Let us recognize three of those.
Some degree of public accountability has been achieved from the fact the report has seen the light of day for scrutiny by citizens of the U.S. and of the rest of the world.
Second, in that fiercely partisan country, at least one Republican, Sen. John McCain, has had the decency and courage to call a dirty spade a very dirty spade.
Then there is the fact that the government of President Barack Obama and the Democratic chairperson of the committee, Sen. Dianne Feinstein, recognized the ethical implications of the gruesome acts of torture. In the latter’s words, the findings represent a “stain on our country and our values”.
No such concessions were forthcoming from the Republican mainstream or from the past or current heads of the CIA. Senate Minority Leader Mitch McConnel condemned the report as being “ideologically motivated” and as serving “no other purpose than to significantly endanger Americans around the world”.
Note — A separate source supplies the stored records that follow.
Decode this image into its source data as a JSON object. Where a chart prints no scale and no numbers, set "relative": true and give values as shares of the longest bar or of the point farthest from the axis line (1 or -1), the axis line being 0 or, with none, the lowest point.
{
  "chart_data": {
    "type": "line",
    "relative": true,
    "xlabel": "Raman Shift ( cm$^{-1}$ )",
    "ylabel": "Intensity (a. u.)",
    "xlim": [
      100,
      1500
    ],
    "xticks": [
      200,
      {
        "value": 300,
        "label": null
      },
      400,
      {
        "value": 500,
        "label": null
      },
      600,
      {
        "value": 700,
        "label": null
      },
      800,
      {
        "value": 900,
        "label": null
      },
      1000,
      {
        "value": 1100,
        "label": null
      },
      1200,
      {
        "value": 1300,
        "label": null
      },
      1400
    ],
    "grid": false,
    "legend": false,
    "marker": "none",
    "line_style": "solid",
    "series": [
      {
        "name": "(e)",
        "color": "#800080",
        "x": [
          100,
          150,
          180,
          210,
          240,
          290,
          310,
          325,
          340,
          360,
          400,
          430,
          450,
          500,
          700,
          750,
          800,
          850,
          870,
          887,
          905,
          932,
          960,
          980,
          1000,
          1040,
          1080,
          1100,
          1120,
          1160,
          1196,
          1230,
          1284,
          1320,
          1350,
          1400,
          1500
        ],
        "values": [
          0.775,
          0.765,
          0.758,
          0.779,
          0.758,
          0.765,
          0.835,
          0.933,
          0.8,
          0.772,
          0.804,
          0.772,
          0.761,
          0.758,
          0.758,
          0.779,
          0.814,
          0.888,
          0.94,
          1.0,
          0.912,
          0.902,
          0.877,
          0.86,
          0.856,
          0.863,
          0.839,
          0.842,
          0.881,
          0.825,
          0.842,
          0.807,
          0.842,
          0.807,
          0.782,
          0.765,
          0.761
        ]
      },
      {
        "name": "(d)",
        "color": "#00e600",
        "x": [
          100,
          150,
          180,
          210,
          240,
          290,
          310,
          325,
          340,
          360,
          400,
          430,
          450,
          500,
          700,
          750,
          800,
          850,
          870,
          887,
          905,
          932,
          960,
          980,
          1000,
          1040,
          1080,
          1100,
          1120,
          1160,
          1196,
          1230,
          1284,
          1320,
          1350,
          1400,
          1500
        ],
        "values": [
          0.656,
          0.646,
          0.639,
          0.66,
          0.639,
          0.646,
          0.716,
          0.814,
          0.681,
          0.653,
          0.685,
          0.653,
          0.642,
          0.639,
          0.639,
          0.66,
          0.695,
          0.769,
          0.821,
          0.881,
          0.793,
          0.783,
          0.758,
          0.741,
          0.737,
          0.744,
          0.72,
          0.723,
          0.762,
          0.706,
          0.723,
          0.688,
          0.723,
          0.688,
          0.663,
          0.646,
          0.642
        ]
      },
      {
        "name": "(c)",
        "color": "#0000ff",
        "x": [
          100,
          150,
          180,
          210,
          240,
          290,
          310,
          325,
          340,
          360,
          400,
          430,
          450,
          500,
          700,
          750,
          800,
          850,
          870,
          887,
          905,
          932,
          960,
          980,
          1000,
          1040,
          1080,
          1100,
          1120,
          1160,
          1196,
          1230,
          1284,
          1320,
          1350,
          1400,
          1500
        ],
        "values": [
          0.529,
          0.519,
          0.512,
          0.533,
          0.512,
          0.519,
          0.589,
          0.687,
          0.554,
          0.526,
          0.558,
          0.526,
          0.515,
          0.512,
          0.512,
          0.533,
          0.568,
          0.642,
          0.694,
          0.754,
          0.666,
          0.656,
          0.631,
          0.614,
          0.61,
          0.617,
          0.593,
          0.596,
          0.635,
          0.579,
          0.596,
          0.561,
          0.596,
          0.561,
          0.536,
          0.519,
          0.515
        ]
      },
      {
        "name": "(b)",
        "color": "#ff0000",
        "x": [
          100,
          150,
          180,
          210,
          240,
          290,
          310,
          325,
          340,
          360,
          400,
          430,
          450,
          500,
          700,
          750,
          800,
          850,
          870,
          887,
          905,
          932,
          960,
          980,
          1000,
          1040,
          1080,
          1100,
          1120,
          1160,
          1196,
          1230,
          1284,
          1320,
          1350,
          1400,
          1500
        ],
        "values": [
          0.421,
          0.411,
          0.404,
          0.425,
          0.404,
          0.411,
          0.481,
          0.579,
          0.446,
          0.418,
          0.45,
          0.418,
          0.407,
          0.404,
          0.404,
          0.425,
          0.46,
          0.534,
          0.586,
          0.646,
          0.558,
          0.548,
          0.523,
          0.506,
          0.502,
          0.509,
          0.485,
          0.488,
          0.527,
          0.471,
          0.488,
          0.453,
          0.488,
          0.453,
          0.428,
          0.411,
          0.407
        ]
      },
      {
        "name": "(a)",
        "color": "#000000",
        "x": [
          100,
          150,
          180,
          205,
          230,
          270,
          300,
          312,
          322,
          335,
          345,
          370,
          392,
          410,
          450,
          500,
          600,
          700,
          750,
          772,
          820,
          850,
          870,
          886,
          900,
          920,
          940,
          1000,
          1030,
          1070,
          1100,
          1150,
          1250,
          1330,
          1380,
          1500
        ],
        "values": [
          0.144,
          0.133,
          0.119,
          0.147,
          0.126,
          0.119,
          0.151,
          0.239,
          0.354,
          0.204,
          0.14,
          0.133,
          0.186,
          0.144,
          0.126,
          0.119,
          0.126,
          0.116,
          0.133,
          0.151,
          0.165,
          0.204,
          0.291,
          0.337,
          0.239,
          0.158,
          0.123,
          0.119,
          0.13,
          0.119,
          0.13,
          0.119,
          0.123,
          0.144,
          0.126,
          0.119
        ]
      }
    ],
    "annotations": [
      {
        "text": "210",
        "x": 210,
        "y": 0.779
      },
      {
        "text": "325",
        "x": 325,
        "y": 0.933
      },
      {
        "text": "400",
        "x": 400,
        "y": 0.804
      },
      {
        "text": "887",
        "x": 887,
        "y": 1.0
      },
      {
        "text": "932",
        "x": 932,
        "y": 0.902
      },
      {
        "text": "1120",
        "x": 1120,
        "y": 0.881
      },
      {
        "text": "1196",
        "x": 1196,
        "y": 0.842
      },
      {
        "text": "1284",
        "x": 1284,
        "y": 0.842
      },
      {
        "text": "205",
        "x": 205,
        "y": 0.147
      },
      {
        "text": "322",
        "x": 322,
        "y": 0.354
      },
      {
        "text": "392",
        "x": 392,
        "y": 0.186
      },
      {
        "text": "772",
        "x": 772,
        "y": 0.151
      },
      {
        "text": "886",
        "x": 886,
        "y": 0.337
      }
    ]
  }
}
Michael Hayden, director of the CIA at the time of the torture (under then-president George W. Bush), added salt to the wound by a blatant distortion of the facts. Contradicting the widely confirmed findings of the report, he asserted: “This program, the enhanced interrogation program, saved lives, disrupted plots against the West and deepened our knowledge.”
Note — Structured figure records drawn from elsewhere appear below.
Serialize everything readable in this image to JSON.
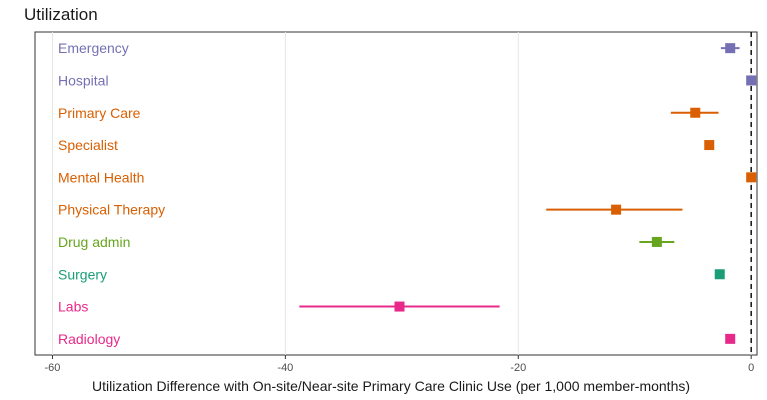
{
  "chart_data": {
    "type": "forest",
    "title": "Utilization",
    "xlabel": "Utilization Difference with On-site/Near-site Primary Care Clinic Use  (per 1,000 member-months)",
    "ylabel": "",
    "xlim": [
      -61.5,
      0.5
    ],
    "x_ticks": [
      -60,
      -40,
      -20,
      0
    ],
    "x_tick_labels": [
      "-60",
      "-40",
      "-20",
      "0"
    ],
    "reference_line": 0,
    "grid": "vertical",
    "legend": "none",
    "items": [
      {
        "label": "Emergency",
        "estimate": -1.8,
        "lower": -2.6,
        "upper": -1.0,
        "color": "#7570b3"
      },
      {
        "label": "Hospital",
        "estimate": 0.0,
        "lower": -0.3,
        "upper": 0.3,
        "color": "#7570b3"
      },
      {
        "label": "Primary Care",
        "estimate": -4.8,
        "lower": -6.9,
        "upper": -2.8,
        "color": "#d95f02"
      },
      {
        "label": "Specialist",
        "estimate": -3.6,
        "lower": -4.0,
        "upper": -3.2,
        "color": "#d95f02"
      },
      {
        "label": "Mental Health",
        "estimate": 0.0,
        "lower": -0.3,
        "upper": 0.3,
        "color": "#d95f02"
      },
      {
        "label": "Physical Therapy",
        "estimate": -11.6,
        "lower": -17.6,
        "upper": -5.9,
        "color": "#d95f02"
      },
      {
        "label": "Drug admin",
        "estimate": -8.1,
        "lower": -9.6,
        "upper": -6.6,
        "color": "#66a61e"
      },
      {
        "label": "Surgery",
        "estimate": -2.7,
        "lower": -3.0,
        "upper": -2.4,
        "color": "#1b9e77"
      },
      {
        "label": "Labs",
        "estimate": -30.2,
        "lower": -38.8,
        "upper": -21.6,
        "color": "#e7298a"
      },
      {
        "label": "Radiology",
        "estimate": -1.8,
        "lower": -2.1,
        "upper": -1.5,
        "color": "#e7298a"
      }
    ]
  }
}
That convoluted reasoning is tantamount to saying that, in this case, the end more than justifies the means: in order to safeguard American interests, one must sacrifice the interests of others by violating the law, the principle of justice and the human rights of the persons “detained”.
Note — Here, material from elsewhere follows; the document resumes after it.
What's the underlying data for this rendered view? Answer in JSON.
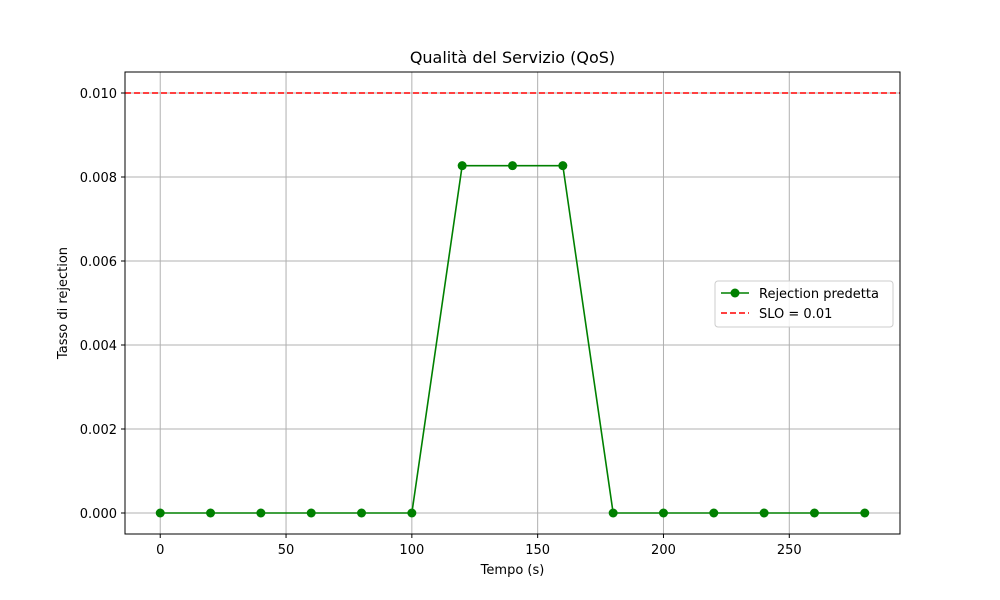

Another fundamental issue that arises in the story is the need to put an end to the decades of impunity enjoyed by the CIA. On this specific point, it is simply unacceptable for Obama to adopt a position of reflection, not retribution, and therefore to shield U.S. intelligence operations from criminal consequences. Accountability is too important a requirement of democratic governance for the CIA to be allowed to function both outside the law and above the law.
And this brings us to their breach of the other facet of accountability: the duty to provide factual, reliable and complete reports, analysis and advice to their superiors. The report found that, in their submissions to Congress and to the government of the day, the intelligence community knowingly understated and misrepresented the full realities of their operations, especially the negative aspects.
The report provided details of their participation and complicity in the extra-legal practice of “rendition”, which involved detaining, transporting and interrogating alleged “terrorists” outside of the U.S.A. and outside of the confines of law and of human rights, sometimes resorting to torture to extract information.
Once again, we are faced with the shame, the scandal and the criminal realities of a country which sees itself as a paragon of virtue and which never ceases to condemn other countries for their perceived lack of respect for human rights, justice and the rule of law.